Generation of Indian Sign Language Letters, Numbers, and Words
This work addresses communication barriers for hard-of-hearing individuals by generating sign language images, though it is incremental as it builds on existing GAN methods.
The paper tackled the problem of generating high-quality Indian Sign Language images by developing a modified Attention-based GAN that combines ProGAN and SAGAN, resulting in improved Inception Score by 3.2 and Fréchet Inception Distance by 30.12 compared to traditional ProGAN.

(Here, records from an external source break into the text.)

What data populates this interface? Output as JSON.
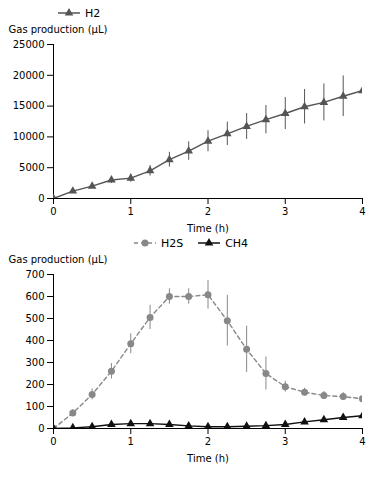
{
  "chart_data": [
    {
      "type": "line",
      "xlabel": "Time (h)",
      "ylabel": "Gas production (μL)",
      "x": [
        0,
        0.25,
        0.5,
        0.75,
        1.0,
        1.25,
        1.5,
        1.75,
        2.0,
        2.25,
        2.5,
        2.75,
        3.0,
        3.25,
        3.5,
        3.75,
        4.0
      ],
      "series": [
        {
          "name": "H2",
          "color": "#555555",
          "marker": "triangle",
          "line_style": "solid",
          "values": [
            0,
            1200,
            2000,
            3000,
            3300,
            4500,
            6300,
            7700,
            9300,
            10500,
            11700,
            12800,
            13800,
            14900,
            15600,
            16600,
            17500
          ],
          "errors": [
            0,
            200,
            350,
            550,
            650,
            850,
            1200,
            1500,
            1700,
            1900,
            2100,
            2300,
            2600,
            2800,
            3000,
            3300,
            3400
          ]
        }
      ],
      "xlim": [
        0,
        4
      ],
      "xticks": [
        0,
        1,
        2,
        3,
        4
      ],
      "ylim": [
        0,
        25000
      ],
      "yticks": [
        0,
        5000,
        10000,
        15000,
        20000,
        25000
      ],
      "legend": "upper left",
      "grid": false
    },
    {
      "type": "line",
      "xlabel": "Time (h)",
      "ylabel": "Gas production (μL)",
      "x": [
        0,
        0.25,
        0.5,
        0.75,
        1.0,
        1.25,
        1.5,
        1.75,
        2.0,
        2.25,
        2.5,
        2.75,
        3.0,
        3.25,
        3.5,
        3.75,
        4.0
      ],
      "series": [
        {
          "name": "H2S",
          "color": "#888888",
          "marker": "circle",
          "line_style": "dashed",
          "values": [
            0,
            70,
            155,
            260,
            385,
            505,
            600,
            600,
            608,
            490,
            360,
            250,
            190,
            165,
            150,
            145,
            135
          ],
          "errors": [
            0,
            15,
            25,
            35,
            45,
            55,
            35,
            35,
            65,
            115,
            105,
            75,
            25,
            18,
            18,
            18,
            18
          ]
        },
        {
          "name": "CH4",
          "color": "#111111",
          "marker": "triangle",
          "line_style": "solid",
          "values": [
            0,
            3,
            8,
            18,
            22,
            22,
            18,
            12,
            8,
            8,
            10,
            13,
            18,
            30,
            40,
            50,
            58
          ],
          "errors": [
            0,
            3,
            4,
            8,
            9,
            9,
            7,
            4,
            4,
            4,
            4,
            4,
            8,
            12,
            12,
            13,
            13
          ]
        }
      ],
      "xlim": [
        0,
        4
      ],
      "xticks": [
        0,
        1,
        2,
        3,
        4
      ],
      "ylim": [
        0,
        700
      ],
      "yticks": [
        0,
        100,
        200,
        300,
        400,
        500,
        600,
        700
      ],
      "legend": "upper center",
      "grid": false
    }
  ]
}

Sign language, which contains hand movements, facial expressions and bodily gestures, is a significant medium for communicating with hard-of-hearing people. A well-trained sign language community communicates easily, but those who don't know sign language face significant challenges. Recognition and generation are basic communication methods between hearing and hard-of-hearing individuals. Despite progress in recognition, sign language generation still needs to be explored. The Progressive Growing of Generative Adversarial Network (ProGAN) excels at producing high-quality images, while the Self-Attention Generative Adversarial Network (SAGAN) generates feature-rich images at medium resolutions. Balancing resolution and detail is crucial for sign language image generation. We are developing a Generative Adversarial Network (GAN) variant that combines both models to generate feature-rich, high-resolution, and class-conditional sign language images. Our modified Attention-based model generates high-quality images of Indian Sign Language letters, numbers, and words, outperforming the traditional ProGAN in Inception Score (IS) and Fréchet Inception Distance (FID), with improvements of 3.2 and 30.12, respectively. Additionally, we are publishing a large dataset incorporating high-quality images of Indian Sign Language alphabets, numbers, and 129 words.